यतः सत्त्वं ततो लक्ष्मीः सत्त्वं भूत्यनुसारि च निःश्रीकाणां कुतः सत्त्वं विना तेन गुणाः कुतः
yataḥ sattvaṃ tato lakṣmīḥ sattvaṃ bhūtyanusāri ca niḥśrīkāṇāṃ kutaḥ sattvaṃ vinā tena guṇāḥ kutaḥ
Where sattva prevails, there Lakṣmī arises, and prosperity follows after sattva. But for those bereft of Śrī, how could sattva exist? And without that sattva, from where could virtues come?

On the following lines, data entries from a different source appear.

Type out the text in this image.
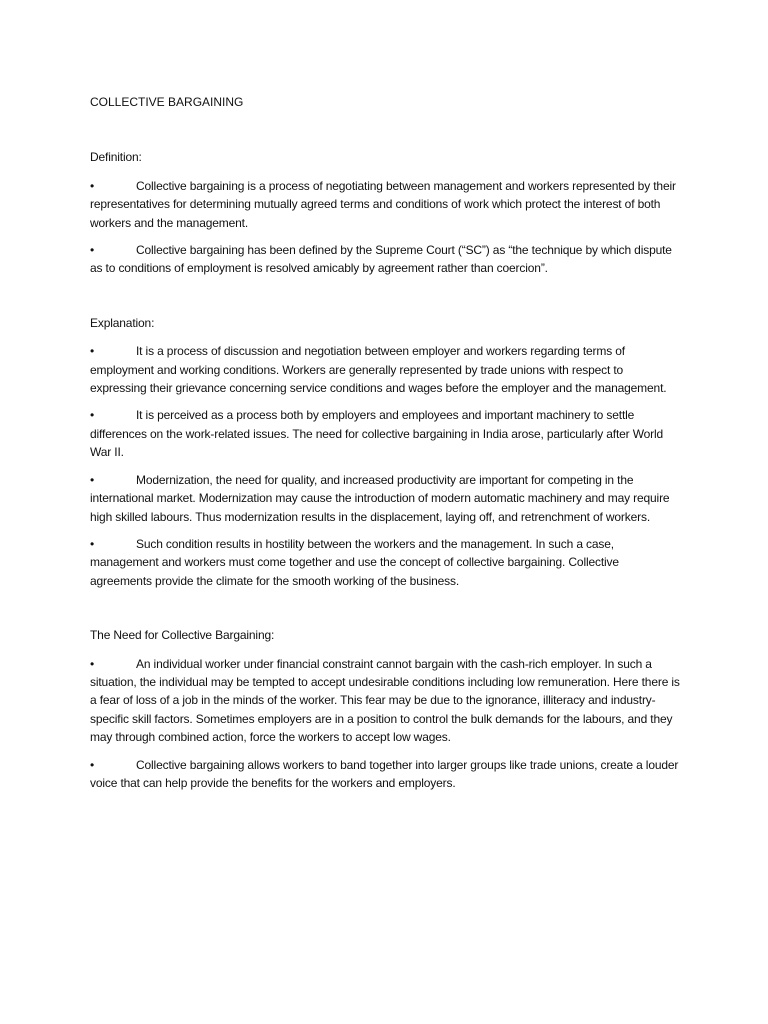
COLLECTIVE BARGAINING
Definition:

•	Collective bargaining is a process of negotiating between management and workers represented by their representatives for determining mutually agreed terms and conditions of work which protect the interest of both workers and the management.

•	Collective bargaining has been defined by the Supreme Court (“SC”) as “the technique by which dispute as to conditions of employment is resolved amicably by agreement rather than coercion”.

Explanation:

•	It is a process of discussion and negotiation between employer and workers regarding terms of employment and working conditions. Workers are generally represented by trade unions with respect to expressing their grievance concerning service conditions and wages before the employer and the management.

•	It is perceived as a process both by employers and employees and important machinery to settle differences on the work-related issues. The need for collective bargaining in India arose, particularly after World War II.

•	Modernization, the need for quality, and increased productivity are important for competing in the international market. Modernization may cause the introduction of modern automatic machinery and may require high skilled labours. Thus modernization results in the displacement, laying off, and retrenchment of workers.

•	Such condition results in hostility between the workers and the management. In such a case, management and workers must come together and use the concept of collective bargaining. Collective agreements provide the climate for the smooth working of the business.

The Need for Collective Bargaining:

•	An individual worker under financial constraint cannot bargain with the cash-rich employer. In such a situation, the individual may be tempted to accept undesirable conditions including low remuneration. Here there is a fear of loss of a job in the minds of the worker. This fear may be due to the ignorance, illiteracy and industry-specific skill factors. Sometimes employers are in a position to control the bulk demands for the labours, and they may through combined action, force the workers to accept low wages.

•	Collective bargaining allows workers to band together into larger groups like trade unions, create a louder voice that can help provide the benefits for the workers and employers.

Sage Parāśara (teaching Maitreya)
Speaker: Parasara
Teaching: Devotional
Quality: revealing
Concept: Sattva is the ground for the arising of Śrī (divine auspiciousness), and without Śrī there is no stable sattva or enduring virtue.
Vedantic Theme: Dharma
Application: Cultivate sattva through truthfulness, purity, compassion, and remembrance of Nārāyaṇa; treat prosperity as grace that follows inner clarity, not as its substitute.
Vishishtadvaita: Śrī is inseparable from Nārāyaṇa and functions as mediating grace; virtues flourish where divine auspiciousness abides, aligning ethics with theology.
Vishnu Form: Narayana
Bhakti Type: Shanta
Lakshmi Presence: Sri (fortune)
This verse presents sattva as the root condition for auspiciousness: when sattva is present, Lakṣmī (prosperity and grace) naturally manifests and virtues become possible.
Parāśara frames prosperity (bhūti/Śrī) not as mere chance but as something that follows sattva; without inner purity and balance, enduring virtues and stable flourishing cannot arise.
Though not named in the verse, the Vishnu Purana’s framework treats sattva and Śrī as aligned with Viṣṇu’s sustaining order—prosperity and virtue are expressions of the divine harmony upheld by the Supreme.